An action for reconveyance of real property based on implied or constructive trust is not barred by
the aforementioned 10-year prescriptive period only if the plaintiff is in actual, continuous and
peaceful possession of the property involved. Generally, an action for reconveyance based on an
implied or constructive trust, such as the instant case, prescribes in 10 years from the date of issuance
of decree of registration. However, this rule does not apply when the plaintiff is in actual possession
of the land. Thus, it has been held:
An action for reconveyance of a parcel of land based on implied or constructive trust prescribes in
ten years, the point of reference being the date of registration of the deed or the date of the issuance
of the certificate of title over the property, but this rule applies only when the plaintiff or the person
enforcing the trust is not in possession of the property, since if a person claiming to be the owner
thereof is in actual possession of the property, as the defendants are in the instant case, the right to
seek reconveyance, which in effect seeks to quiet title to the property, does not prescribe. The reason
for this is that one who is in actual possession of a piece of land claiming to be the owner thereof
may wait until his possession is disturbed or his title is Page 537 of 745
attacked before taking steps to vindicate his right, the reason for the rule being, that his undisturbed
possession gives him a continuing right to seek the aid of a court of equity to ascertain and determine
the nature of the adverse claim of a third party and its effect on his own title, which right can be
claimed only by one who is in possession.
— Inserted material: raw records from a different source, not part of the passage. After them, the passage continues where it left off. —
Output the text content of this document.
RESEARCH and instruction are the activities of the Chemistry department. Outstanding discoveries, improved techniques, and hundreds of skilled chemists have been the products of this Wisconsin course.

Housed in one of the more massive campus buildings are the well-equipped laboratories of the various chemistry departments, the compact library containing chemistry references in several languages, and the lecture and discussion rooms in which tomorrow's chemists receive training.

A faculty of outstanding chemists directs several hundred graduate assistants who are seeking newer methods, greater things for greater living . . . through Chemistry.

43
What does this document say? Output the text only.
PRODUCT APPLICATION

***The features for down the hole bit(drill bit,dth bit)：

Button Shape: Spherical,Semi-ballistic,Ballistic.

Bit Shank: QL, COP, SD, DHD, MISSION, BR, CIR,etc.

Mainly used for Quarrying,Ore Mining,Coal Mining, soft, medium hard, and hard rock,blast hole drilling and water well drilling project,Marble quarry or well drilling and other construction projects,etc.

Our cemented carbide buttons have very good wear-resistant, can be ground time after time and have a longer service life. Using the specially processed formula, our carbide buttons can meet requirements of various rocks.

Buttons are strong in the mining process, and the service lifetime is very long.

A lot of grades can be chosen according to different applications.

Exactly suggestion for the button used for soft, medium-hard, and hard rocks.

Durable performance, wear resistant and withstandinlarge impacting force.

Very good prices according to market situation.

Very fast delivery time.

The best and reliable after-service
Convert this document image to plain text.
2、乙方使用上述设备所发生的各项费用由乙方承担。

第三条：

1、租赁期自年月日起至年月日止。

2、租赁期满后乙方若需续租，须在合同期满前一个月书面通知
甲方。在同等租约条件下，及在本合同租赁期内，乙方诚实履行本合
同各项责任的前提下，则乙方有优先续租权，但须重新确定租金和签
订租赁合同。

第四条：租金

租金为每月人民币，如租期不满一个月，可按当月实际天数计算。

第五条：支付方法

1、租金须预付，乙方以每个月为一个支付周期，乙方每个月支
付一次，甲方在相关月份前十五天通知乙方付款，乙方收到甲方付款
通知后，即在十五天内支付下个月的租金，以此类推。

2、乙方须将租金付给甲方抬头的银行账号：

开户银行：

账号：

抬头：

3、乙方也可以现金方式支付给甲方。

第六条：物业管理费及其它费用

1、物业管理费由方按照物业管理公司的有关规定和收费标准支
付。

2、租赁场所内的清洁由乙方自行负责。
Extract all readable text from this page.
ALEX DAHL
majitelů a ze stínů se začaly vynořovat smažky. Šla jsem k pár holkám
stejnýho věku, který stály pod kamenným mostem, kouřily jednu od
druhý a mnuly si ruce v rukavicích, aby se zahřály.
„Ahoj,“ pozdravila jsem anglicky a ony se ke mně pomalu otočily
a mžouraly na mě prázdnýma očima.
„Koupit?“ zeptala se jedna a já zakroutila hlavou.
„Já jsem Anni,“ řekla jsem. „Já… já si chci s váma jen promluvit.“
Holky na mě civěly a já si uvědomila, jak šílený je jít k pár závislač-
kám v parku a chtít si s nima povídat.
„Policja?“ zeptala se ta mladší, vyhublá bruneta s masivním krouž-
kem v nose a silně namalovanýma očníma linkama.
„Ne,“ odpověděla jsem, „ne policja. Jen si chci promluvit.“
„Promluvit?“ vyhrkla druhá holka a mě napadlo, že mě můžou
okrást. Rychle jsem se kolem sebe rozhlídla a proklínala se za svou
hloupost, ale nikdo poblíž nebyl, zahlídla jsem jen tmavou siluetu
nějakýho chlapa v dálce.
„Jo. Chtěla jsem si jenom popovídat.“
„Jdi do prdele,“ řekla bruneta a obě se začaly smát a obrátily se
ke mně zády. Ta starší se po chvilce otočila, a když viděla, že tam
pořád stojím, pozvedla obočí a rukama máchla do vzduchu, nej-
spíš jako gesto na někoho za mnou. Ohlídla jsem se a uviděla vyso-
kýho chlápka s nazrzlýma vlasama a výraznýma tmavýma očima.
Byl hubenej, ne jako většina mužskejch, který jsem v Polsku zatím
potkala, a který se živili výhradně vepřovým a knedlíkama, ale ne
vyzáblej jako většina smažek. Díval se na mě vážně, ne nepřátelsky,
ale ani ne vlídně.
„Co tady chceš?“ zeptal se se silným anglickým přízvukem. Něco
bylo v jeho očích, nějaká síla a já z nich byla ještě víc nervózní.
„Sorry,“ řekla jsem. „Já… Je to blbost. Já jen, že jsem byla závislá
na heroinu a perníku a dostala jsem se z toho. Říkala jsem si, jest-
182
Here, it was never established that petitioners remained in actual possession of the property after
their fathers sale thereof to Go S. Kiang in 1965 and up to the filing of their complaint in this case
on August 10, 1995. On the contrary, the trial courts factual conclusion is that respondents had
actual possession of the subject property ever since. The action for reconveyance in the instant case
is, therefore, not in the nature of an action for quieting of title, and is not imprescriptible.